1980年代のはじめに巻き起こった台湾映画の新しい波。それは、フランスのヌーベルバーグを思わせる鮮烈な才能の登場でした。以来、「台湾ニューウェーブ」と呼ばれる新世代映画人の活躍はめざましく、わけても、候考賢監督『悲情城市』(1989)のベネチア映画祭グランプリ受賞は、世界中の映画界を揺り動かす大きなエポックとなりました。つづいて、エドワード・ヤン、アン・リー、蔡明亮も次々に世界のフロントへ。しかし、こうした監督たちの活躍がありながら、台湾映画全体の歩みについては、これまで振り返られることがありませんでした。この<台湾映画祭>では、日本初上映の古典的名作から新作まで50本を一挙に上映。
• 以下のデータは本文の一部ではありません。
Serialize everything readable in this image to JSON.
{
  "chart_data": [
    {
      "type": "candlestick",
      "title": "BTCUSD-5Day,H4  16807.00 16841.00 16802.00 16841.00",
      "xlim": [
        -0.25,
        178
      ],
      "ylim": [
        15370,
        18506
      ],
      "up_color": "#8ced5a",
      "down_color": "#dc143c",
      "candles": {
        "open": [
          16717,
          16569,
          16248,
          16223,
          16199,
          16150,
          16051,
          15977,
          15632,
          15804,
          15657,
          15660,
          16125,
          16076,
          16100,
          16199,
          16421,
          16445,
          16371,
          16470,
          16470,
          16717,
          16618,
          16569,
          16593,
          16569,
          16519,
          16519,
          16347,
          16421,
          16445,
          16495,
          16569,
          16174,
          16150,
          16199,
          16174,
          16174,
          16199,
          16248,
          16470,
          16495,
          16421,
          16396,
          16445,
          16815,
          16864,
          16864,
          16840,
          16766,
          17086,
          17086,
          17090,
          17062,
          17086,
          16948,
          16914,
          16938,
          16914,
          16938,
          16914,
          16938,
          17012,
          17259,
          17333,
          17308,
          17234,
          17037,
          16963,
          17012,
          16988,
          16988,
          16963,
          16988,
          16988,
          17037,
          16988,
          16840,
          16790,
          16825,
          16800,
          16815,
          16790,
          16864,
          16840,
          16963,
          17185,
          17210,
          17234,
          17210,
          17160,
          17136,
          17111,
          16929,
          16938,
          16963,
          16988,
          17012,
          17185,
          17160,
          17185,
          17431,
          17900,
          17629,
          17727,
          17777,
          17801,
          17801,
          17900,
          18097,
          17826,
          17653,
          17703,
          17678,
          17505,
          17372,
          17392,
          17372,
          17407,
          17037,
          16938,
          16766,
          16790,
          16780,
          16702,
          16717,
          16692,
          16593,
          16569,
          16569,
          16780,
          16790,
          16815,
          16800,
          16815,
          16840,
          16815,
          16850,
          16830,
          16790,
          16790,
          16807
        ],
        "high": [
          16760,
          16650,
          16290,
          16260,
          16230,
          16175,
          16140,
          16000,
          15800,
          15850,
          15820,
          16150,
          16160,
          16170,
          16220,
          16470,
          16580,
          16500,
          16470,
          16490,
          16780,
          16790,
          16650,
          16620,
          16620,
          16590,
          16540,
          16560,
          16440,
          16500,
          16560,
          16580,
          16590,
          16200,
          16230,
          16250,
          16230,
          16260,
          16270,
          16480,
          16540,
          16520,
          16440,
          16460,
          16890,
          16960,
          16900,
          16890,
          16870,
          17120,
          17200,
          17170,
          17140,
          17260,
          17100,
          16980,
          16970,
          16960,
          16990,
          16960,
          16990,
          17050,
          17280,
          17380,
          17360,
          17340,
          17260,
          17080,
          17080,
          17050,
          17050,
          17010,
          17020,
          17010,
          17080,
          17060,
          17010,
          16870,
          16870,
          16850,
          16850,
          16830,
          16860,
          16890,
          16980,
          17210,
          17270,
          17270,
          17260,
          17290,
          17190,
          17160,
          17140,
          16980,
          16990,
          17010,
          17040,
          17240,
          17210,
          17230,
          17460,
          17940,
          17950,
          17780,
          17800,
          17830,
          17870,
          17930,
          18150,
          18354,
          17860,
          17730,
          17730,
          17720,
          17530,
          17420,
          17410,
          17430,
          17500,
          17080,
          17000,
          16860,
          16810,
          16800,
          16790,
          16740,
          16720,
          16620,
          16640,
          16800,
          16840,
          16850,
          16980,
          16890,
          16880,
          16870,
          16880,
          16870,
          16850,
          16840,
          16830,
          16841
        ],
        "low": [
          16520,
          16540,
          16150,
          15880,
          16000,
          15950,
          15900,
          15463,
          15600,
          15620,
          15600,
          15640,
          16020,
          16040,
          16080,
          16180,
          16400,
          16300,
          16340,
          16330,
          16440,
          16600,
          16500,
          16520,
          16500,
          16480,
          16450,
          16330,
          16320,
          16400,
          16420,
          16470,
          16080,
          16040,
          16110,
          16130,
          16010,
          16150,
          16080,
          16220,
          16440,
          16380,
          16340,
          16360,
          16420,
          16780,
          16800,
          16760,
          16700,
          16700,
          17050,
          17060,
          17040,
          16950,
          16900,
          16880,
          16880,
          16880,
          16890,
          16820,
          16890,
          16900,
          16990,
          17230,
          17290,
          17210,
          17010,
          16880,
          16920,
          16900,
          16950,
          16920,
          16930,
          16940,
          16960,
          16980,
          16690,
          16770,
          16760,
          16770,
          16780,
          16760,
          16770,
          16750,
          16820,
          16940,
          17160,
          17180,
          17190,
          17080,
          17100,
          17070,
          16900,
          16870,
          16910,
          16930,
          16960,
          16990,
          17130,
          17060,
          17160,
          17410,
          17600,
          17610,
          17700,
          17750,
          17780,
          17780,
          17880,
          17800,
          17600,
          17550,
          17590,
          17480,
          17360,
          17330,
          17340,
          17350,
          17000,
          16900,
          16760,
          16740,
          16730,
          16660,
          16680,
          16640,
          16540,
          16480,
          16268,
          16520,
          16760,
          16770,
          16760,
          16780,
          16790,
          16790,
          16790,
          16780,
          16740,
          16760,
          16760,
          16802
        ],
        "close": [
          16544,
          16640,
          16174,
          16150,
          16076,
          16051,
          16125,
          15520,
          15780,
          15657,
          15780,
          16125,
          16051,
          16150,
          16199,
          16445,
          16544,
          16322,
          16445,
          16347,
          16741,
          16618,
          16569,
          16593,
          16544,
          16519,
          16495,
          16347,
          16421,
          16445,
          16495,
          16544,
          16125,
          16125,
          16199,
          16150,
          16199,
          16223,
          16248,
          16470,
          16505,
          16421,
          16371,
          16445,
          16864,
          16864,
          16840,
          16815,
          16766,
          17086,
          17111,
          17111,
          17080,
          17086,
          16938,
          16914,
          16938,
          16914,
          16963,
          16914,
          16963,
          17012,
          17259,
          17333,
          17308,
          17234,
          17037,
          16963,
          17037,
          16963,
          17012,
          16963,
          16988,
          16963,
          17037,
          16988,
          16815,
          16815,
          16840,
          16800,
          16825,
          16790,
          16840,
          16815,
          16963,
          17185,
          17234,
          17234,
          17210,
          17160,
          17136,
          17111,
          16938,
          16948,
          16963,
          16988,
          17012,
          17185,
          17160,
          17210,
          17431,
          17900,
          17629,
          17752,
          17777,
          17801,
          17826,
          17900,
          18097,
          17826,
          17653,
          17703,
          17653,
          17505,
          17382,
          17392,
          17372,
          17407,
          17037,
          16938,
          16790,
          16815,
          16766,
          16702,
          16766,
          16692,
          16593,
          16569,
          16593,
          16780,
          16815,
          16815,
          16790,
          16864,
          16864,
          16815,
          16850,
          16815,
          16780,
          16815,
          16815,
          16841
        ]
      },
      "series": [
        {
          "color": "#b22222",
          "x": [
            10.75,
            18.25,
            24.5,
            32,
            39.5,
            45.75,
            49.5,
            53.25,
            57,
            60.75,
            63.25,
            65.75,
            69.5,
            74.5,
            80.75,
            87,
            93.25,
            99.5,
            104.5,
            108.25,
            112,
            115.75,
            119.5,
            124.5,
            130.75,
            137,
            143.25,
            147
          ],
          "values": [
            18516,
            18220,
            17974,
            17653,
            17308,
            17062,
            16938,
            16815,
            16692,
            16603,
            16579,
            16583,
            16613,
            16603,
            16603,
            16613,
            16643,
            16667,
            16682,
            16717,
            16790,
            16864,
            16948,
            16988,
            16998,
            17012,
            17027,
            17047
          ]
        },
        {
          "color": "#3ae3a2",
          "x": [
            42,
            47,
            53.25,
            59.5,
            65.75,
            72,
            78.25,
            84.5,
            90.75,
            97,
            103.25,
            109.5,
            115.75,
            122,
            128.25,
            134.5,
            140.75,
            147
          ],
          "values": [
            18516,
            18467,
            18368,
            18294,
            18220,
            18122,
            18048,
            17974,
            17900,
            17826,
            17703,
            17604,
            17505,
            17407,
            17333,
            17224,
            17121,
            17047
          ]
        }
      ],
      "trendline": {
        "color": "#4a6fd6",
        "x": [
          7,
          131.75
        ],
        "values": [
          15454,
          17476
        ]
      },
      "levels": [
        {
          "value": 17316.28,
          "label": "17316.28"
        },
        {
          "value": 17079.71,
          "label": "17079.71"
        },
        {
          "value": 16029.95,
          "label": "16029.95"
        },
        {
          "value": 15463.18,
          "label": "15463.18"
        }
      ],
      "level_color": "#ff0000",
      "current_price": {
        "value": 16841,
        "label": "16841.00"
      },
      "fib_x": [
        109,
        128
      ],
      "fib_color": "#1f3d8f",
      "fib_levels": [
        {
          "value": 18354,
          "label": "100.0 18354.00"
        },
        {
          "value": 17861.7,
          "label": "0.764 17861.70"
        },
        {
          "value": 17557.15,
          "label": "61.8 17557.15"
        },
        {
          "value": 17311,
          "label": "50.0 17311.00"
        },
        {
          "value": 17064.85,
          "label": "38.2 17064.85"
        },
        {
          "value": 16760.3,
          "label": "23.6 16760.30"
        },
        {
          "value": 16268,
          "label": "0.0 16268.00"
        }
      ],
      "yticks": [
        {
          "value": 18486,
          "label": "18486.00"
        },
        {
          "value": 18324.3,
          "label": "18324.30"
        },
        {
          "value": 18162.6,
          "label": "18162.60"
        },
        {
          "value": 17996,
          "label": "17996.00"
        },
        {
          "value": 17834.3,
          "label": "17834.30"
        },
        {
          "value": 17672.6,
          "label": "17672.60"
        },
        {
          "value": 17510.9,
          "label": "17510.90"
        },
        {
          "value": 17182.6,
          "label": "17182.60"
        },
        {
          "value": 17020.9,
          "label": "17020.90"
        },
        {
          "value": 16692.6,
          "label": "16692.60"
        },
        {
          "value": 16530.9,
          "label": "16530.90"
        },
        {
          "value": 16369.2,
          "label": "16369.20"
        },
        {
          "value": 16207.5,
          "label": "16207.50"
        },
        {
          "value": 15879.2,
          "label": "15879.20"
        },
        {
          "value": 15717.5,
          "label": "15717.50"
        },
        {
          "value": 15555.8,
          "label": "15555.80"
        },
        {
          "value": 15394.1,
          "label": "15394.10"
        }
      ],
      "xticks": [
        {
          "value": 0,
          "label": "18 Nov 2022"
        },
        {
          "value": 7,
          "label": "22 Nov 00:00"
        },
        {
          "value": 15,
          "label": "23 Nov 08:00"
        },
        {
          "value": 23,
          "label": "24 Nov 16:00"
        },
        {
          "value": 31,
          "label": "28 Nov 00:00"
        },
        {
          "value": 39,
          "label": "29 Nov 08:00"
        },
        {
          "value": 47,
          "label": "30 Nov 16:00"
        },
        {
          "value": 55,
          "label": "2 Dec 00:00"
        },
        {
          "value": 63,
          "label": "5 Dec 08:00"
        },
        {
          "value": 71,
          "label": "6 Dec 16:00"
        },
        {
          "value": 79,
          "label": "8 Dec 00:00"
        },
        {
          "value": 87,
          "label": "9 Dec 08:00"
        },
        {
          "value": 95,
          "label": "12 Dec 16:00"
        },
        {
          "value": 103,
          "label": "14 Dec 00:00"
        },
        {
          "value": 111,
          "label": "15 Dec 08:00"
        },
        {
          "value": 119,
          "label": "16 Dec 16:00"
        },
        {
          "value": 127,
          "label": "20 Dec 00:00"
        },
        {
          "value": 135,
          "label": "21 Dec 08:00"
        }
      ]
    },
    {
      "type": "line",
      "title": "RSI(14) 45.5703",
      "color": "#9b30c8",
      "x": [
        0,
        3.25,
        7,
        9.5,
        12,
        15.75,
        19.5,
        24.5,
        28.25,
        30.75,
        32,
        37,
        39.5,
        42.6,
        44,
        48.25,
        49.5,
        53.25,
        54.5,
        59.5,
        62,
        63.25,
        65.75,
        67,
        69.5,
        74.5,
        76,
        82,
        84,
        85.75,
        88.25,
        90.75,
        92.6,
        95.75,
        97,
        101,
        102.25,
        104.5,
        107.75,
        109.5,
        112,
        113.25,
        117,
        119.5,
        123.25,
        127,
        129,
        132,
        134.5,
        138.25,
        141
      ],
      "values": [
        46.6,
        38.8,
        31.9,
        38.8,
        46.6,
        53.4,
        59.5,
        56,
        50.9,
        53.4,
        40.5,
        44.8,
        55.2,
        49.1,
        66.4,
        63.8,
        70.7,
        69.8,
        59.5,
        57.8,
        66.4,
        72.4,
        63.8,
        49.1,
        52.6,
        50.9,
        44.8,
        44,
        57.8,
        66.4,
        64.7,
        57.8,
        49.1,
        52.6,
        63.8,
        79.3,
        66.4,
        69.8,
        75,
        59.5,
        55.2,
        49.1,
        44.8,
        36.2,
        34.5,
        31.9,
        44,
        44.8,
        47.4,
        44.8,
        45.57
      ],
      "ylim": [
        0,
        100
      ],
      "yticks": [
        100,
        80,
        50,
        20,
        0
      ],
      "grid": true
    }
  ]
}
台湾映画の足取りを大局的に展観する、世界で初めてのきわめて価値ある試みです。 今回の映画祭にために権利を取得した作品は、日本と台湾の末永い文化交流という趣旨により、映画祭終了後、日本国内の映画ライブラリーの貴重な文化遺産として収蔵されます。

さあ、いよいよ台湾映画祭です。台湾映画は日本ではファンの多く、よく知られているようですが、じっさいには知られているのは氷山の一角です。広く国際的に注目されるようになった1980年代より前の時代のほうが、台湾映画としては産業としても娯楽としてもむしろ黄金時代であり、その時代に育った映画人たちがニューウェーブの担い手になったのです。今回の台湾映画祭は、ニューウェーブはもちろん、その土台となった時代も綜合的に展望して、台湾映画の全体像をご覧いただけるように大きな視野で作品を選びました。こんな面白い映画があったのか、こんなすごい作家がいたのか、という発見が多々あります。映画好きの方々、台湾に関心をお持ちの方々はもちろん、広く一般の人々にとっても、楽しく親しめる作品がたくさんあります。ぜひごらん下さい。